Gli effetti giudiziari e politici della straordinaria rendition che ha riguardato l’ex imam di Milano Abu Omar non smettono di dispiegarsi nel dibattito pubblico anche se di “nicchia”.

Il fermo a Panama dell’ex capo centro Cia a Milano, Bob Lady, ed il suo rientro negli Stati Uniti ha riaperto la discussione non tanto sul merito della operazione (condannata definitivamente dai tribunali italiani e condannata politicamente con la sconfitta dei Repubblicani) quanto sul procedimento giudiziario svolto nel nostro Paese e che ha visto – caso unico al mondo – la condanna di agenti del servizio segreto Usa e nostrano.

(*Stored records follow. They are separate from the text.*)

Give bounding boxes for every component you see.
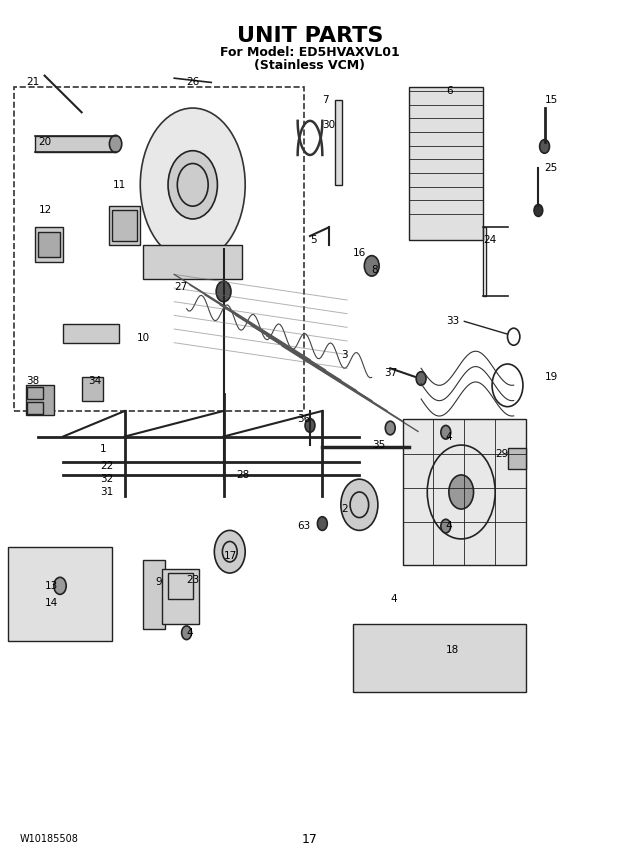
Text: 27: 27 <box>174 282 187 292</box>
Text: 17: 17 <box>224 551 237 561</box>
Circle shape <box>441 425 451 439</box>
Text: 18: 18 <box>446 645 459 655</box>
Text: 7: 7 <box>322 94 329 104</box>
Text: 16: 16 <box>353 248 366 259</box>
Text: 4: 4 <box>446 431 453 442</box>
Text: 10: 10 <box>137 333 150 343</box>
Text: 19: 19 <box>544 372 558 382</box>
Text: 2: 2 <box>341 504 347 514</box>
Text: 23: 23 <box>187 575 200 585</box>
Text: 9: 9 <box>156 577 162 586</box>
Text: 17: 17 <box>302 833 318 846</box>
Text: 34: 34 <box>88 376 101 386</box>
Bar <box>82 377 104 401</box>
Text: 1: 1 <box>100 444 107 455</box>
Circle shape <box>416 372 426 385</box>
Text: 28: 28 <box>236 470 249 480</box>
Circle shape <box>534 205 542 217</box>
Circle shape <box>54 577 66 594</box>
Bar <box>27 402 43 414</box>
Text: 31: 31 <box>100 487 113 497</box>
Circle shape <box>441 520 451 533</box>
Bar <box>38 232 60 258</box>
Circle shape <box>168 151 218 219</box>
Text: 24: 24 <box>483 235 496 246</box>
Bar <box>35 228 63 262</box>
Bar <box>483 228 486 296</box>
Circle shape <box>305 419 315 432</box>
Bar <box>109 206 140 245</box>
Circle shape <box>215 531 245 573</box>
Bar <box>508 448 526 469</box>
Bar <box>26 385 54 415</box>
Bar <box>143 245 242 279</box>
Circle shape <box>449 475 474 509</box>
Bar <box>63 324 118 342</box>
Text: 4: 4 <box>187 627 193 638</box>
Circle shape <box>341 479 378 531</box>
Text: 6: 6 <box>446 86 453 96</box>
Circle shape <box>539 140 549 153</box>
Bar <box>353 624 526 693</box>
Text: W10185508: W10185508 <box>20 835 79 844</box>
Bar <box>143 560 165 628</box>
Text: 38: 38 <box>26 376 39 386</box>
Text: 13: 13 <box>45 581 58 591</box>
Text: 33: 33 <box>446 317 459 326</box>
Text: 5: 5 <box>310 235 317 246</box>
Text: 21: 21 <box>26 77 39 87</box>
Text: 4: 4 <box>390 594 397 603</box>
Text: 8: 8 <box>372 265 378 275</box>
Circle shape <box>317 517 327 531</box>
Text: 12: 12 <box>38 205 51 216</box>
Bar <box>402 419 526 564</box>
Text: UNIT PARTS: UNIT PARTS <box>237 26 383 45</box>
Bar <box>409 86 483 241</box>
Circle shape <box>385 421 395 435</box>
Text: 22: 22 <box>100 461 113 472</box>
Text: 15: 15 <box>544 94 558 104</box>
Bar <box>168 573 193 598</box>
Ellipse shape <box>140 108 245 262</box>
Bar <box>335 99 342 185</box>
Bar <box>27 387 43 399</box>
Circle shape <box>182 626 192 639</box>
Text: 14: 14 <box>45 597 58 608</box>
Text: (Stainless VCM): (Stainless VCM) <box>254 59 366 72</box>
Bar <box>112 210 137 241</box>
Text: 3: 3 <box>341 350 347 360</box>
Text: 30: 30 <box>322 120 335 130</box>
Bar <box>14 86 304 411</box>
Text: 4: 4 <box>446 521 453 531</box>
Text: 36: 36 <box>298 414 311 425</box>
Text: For Model: ED5HVAXVL01: For Model: ED5HVAXVL01 <box>220 46 400 59</box>
Text: 32: 32 <box>100 474 113 484</box>
Bar <box>162 568 199 624</box>
Text: 20: 20 <box>38 137 51 147</box>
Circle shape <box>365 256 379 276</box>
Bar <box>35 136 115 152</box>
Text: 26: 26 <box>187 77 200 87</box>
Bar <box>7 548 112 641</box>
Text: 25: 25 <box>544 163 558 173</box>
Circle shape <box>109 135 122 152</box>
Text: 63: 63 <box>298 521 311 531</box>
Circle shape <box>216 282 231 301</box>
Text: 35: 35 <box>372 440 385 450</box>
Text: 11: 11 <box>112 180 126 190</box>
Text: 29: 29 <box>495 449 508 459</box>
Text: 37: 37 <box>384 367 397 377</box>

Il caso, soprattutto dal punto di vista delle responsabilità del generale Pollari, all’epoca numero uno del Sismi, è stato snocciolato dalla giornalista Annalisa Chirico in un ebook pubblicato da Panorama.

Era seguito, proprio a margine della cattura di Bob Lady, un gustoso scambio di vedute fra il procuratore aggiunto di Milano, Armando Spataro, che aveva condotto l’inchiesta contro le intelligence colpevoli di aver rapito a fini di tortura Abu Omar, e Giuliano Ferrara, strenuo difensore della ragion di Stato.

In questi giorni la nuova puntata. L’ex agente Cia, Sabrina De Sousa (nella foto), anche lei condannata in Italia, ha fatto nuove rivelazioni – raccontate anche da Formiche.net grazie alla Chirico – circa l’effettiva catena di comando di quella maledetta rendition.

L’operazione venne voluta da Jeff Castelli, capo centro Cia a Roma e bramoso di fare carriera, e avvallata dall’allora capo di Langley, Tenet, e da Condoleeza Rice (che si presume sia stata autorizzata a sua volta dal presidente Bush). In questo contesto, proprio Bob Lady ed il generale Pollari erano i più contrari al blitz che avrebbe portato Omar in Egitto e destinato alle torture.

Intervistata dalla Stampa la De Sousa ha confermato questa tesi. È toccato quindi a Spataro rispondere alle domande del quotidiano torinese. L’autorevole ed impegnato magistrato milanese ha confermato a sua volta non solo il suo giudizio sulle extraordinary rendition (sbagliate, inutile e controproducenti) ma ha voluto indossare la toga per ricordare che le sentenze sono passate in giudicato e che per la giustizia italiana i distinguo dei singoli non hanno determinato scelte diverse e che quindi, seppur malvolentieri, sia Pollari che Lady sono stati giudicati colpevoli di aver preso parte alla pratica illegale. Sin qui la cronaca e l’esposizione del tutto legittima delle parti sin qui chiamate in causa.

Ci sono però due dettagli che vanno evidenziati e non per tornare a discutere su un processo che è, piaccia o no, concluso ma per ragioni politiche. I due dettagli sono la regolamentazione del segreto di Stato (su cui il legislatore è tornato recentemente precisandone il perimetro) e l’immunità diplomatica riconosciuta ad agenti segreti che, pur rispondendo ad ordini gerarchici, violino la legge del Paese nel quale operano.

Di tutta la vicenda Abu Omar il passaggio giuridicamente più hard (non necessariamente sbagliato, per inciso) sta nella decisione della Cassazione di ritenere gli agenti Cia non coperti da immunità avendo compiuto un reato troppo grave. Sia chiaro, la valutazione della Corte si rispetta massimamente e non si discute. Il punto, in prospettiva, è un altro: il legislatore intende preoccuparsi di colmare il vuoto che è emerso dalla sentenza del Palazzaccio?

Fin dove, come e perchè, gli agenti segreti in Italia possono godere di immunità? Hanno licenza di uccidere o solo di parcheggiare l’auto in doppia fila o magari una via di mezzo? Conoscere le regole del gioco è sempre la premessa migliore per un gioco fair. Diversamente, si può pensare che in Italia basta un occhiolino per essere “coperti” dalle autorità.

Chissà, se ci fosse stata una legge più puntuale sull’immunità, il caso Abu Omar non ci sarebbe mai stato. O no?